Funny thing is that I'm not aware of anyone not getting gasoline that wanted it. I'm not seeing gas stations with signs saying "no gas today" and others saying "gas here - $10 / gallon".
In a rational market that knows what it's supply is and what it's demand is, prices should remain stable until demand reaches 99% of supply. It's when demand = supply (or demand > supply) that prices should rise to reduce demand.
Gasoline is also funny relative to crude oil.
We have a situation (in the USA) where gasoline refinery capacity is more of a problem vs the supply of crude oil.
Yet when gasoline supply gets tight, crude-oil prices spike up (which doesn't make sense because a refinery problem necessarily means a temporary "glut" of crude waiting to be refined).
Gasoline has tripled in price in say 5 years. Did it cost more to refine that gasoline? Did it cost more to transport that gasoline to service stations? Crude oil has also trippled in price over the past
5 years. Does it cost more to pump a barrel of oil now than it did 5 years ago?Maybe 50 years ago individual gas stations bought and paid for their gasoline supply and then could turn around and sell it for what-ever the market would tolerate, but today I think that gas stations owned by individuals (or independants) don't actually own the gasoline in their tanks (the refiners do, and they're the ones telling the gas station staff what price to set the sign at).

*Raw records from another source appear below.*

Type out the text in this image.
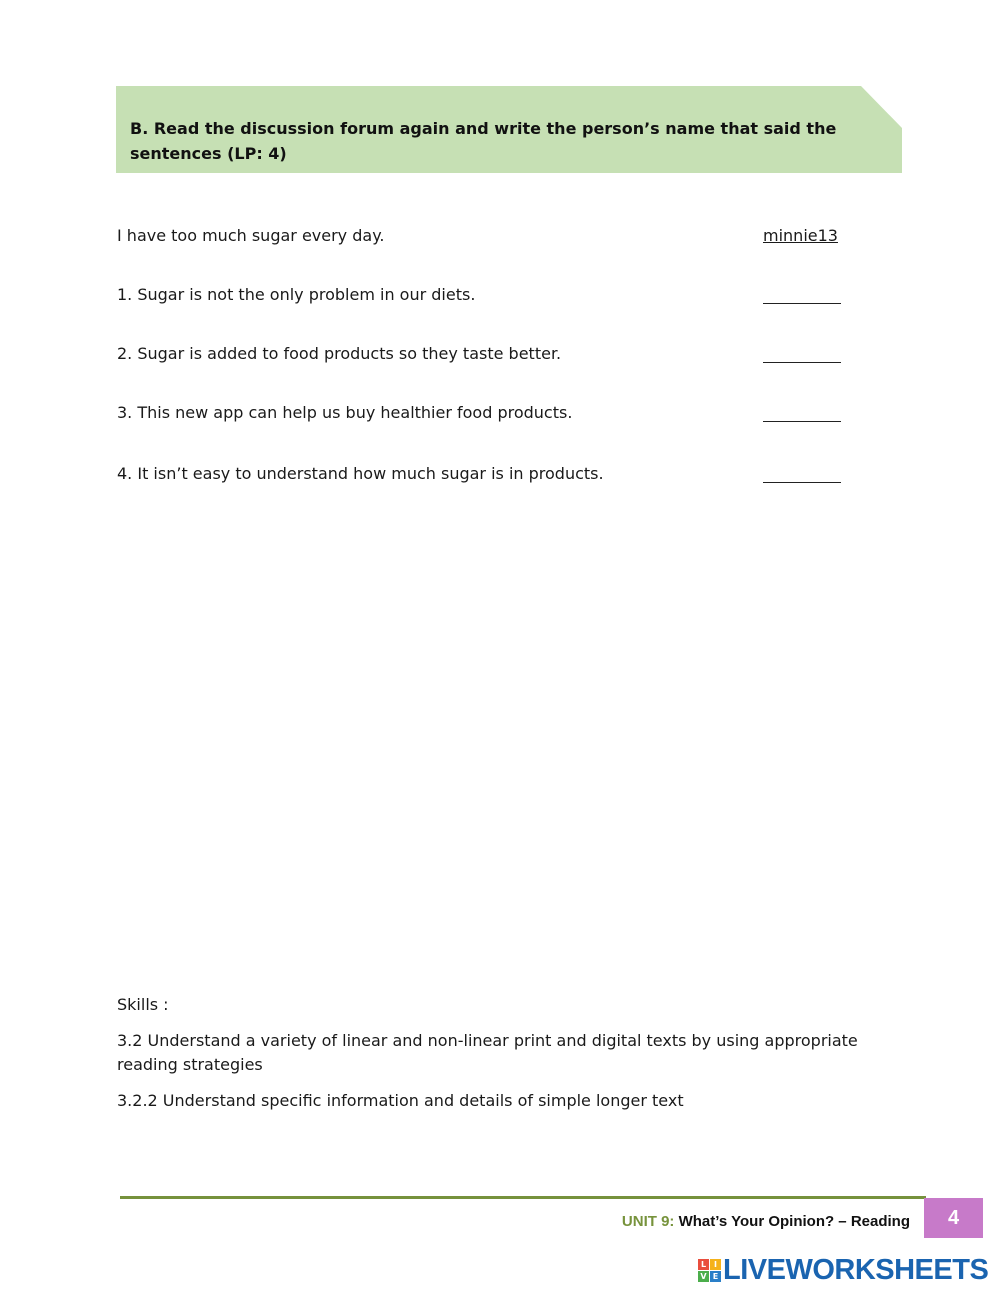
B. Read the discussion forum again and write the person’s name that said the sentences (LP: 4)
I have too much sugar every day.	minnie13
1. Sugar is not the only problem in our diets.
2. Sugar is added to food products so they taste better.
3. This new app can help us buy healthier food products.
4. It isn’t easy to understand how much sugar is in products.
Skills :
3.2 Understand a variety of linear and non-linear print and digital texts by using appropriate reading strategies
3.2.2 Understand specific information and details of simple longer text
UNIT 9: What’s Your Opinion? – Reading	4
L I
V E LIVEWORKSHEETS
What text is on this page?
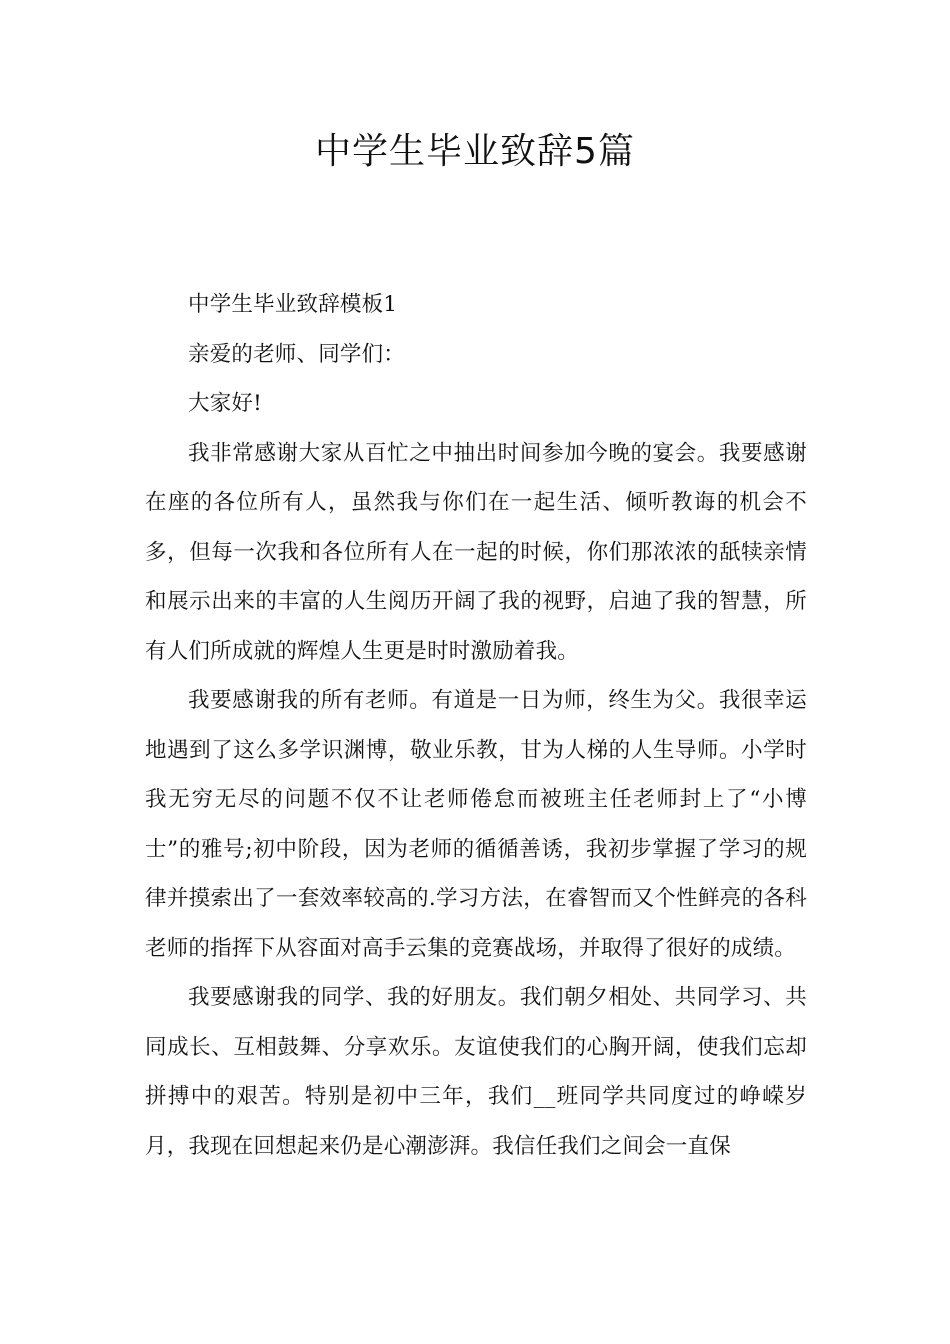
中学生毕业致辞5篇

中学生毕业致辞模板1

亲爱的老师、同学们：

大家好!

我非常感谢大家从百忙之中抽出时间参加今晚的宴会。我要感谢在座的各位所有人，虽然我与你们在一起生活、倾听教诲的机会不多，但每一次我和各位所有人在一起的时候，你们那浓浓的舐犊亲情和展示出来的丰富的人生阅历开阔了我的视野，启迪了我的智慧，所有人们所成就的辉煌人生更是时时激励着我。

我要感谢我的所有老师。有道是一日为师，终生为父。我很幸运地遇到了这么多学识渊博，敬业乐教，甘为人梯的人生导师。小学时我无穷无尽的问题不仅不让老师倦怠而被班主任老师封上了“小博士”的雅号;初中阶段，因为老师的循循善诱，我初步掌握了学习的规律并摸索出了一套效率较高的.学习方法，在睿智而又个性鲜亮的各科老师的指挥下从容面对高手云集的竞赛战场，并取得了很好的成绩。

我要感谢我的同学、我的好朋友。我们朝夕相处、共同学习、共同成长、互相鼓舞、分享欢乐。友谊使我们的心胸开阔，使我们忘却拼搏中的艰苦。特别是初中三年，我们__班同学共同度过的峥嵘岁月，我现在回想起来仍是心潮澎湃。我信任我们之间会一直保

When it comes to crude oil that pumped from the ground (or oil well) in USA/Canada, does anyone know if the oil is "owned" by the gov't - and the oil companies pay a royalty or set amount for the right to pull it out?
There may be a global price for crude oil once it's in a barrel (or tanker ship), but what cut do the various gov'ts around the world get when that oil is pulled from the ground?
Why is gasoline in Venezuela cost 17 cents a gallon?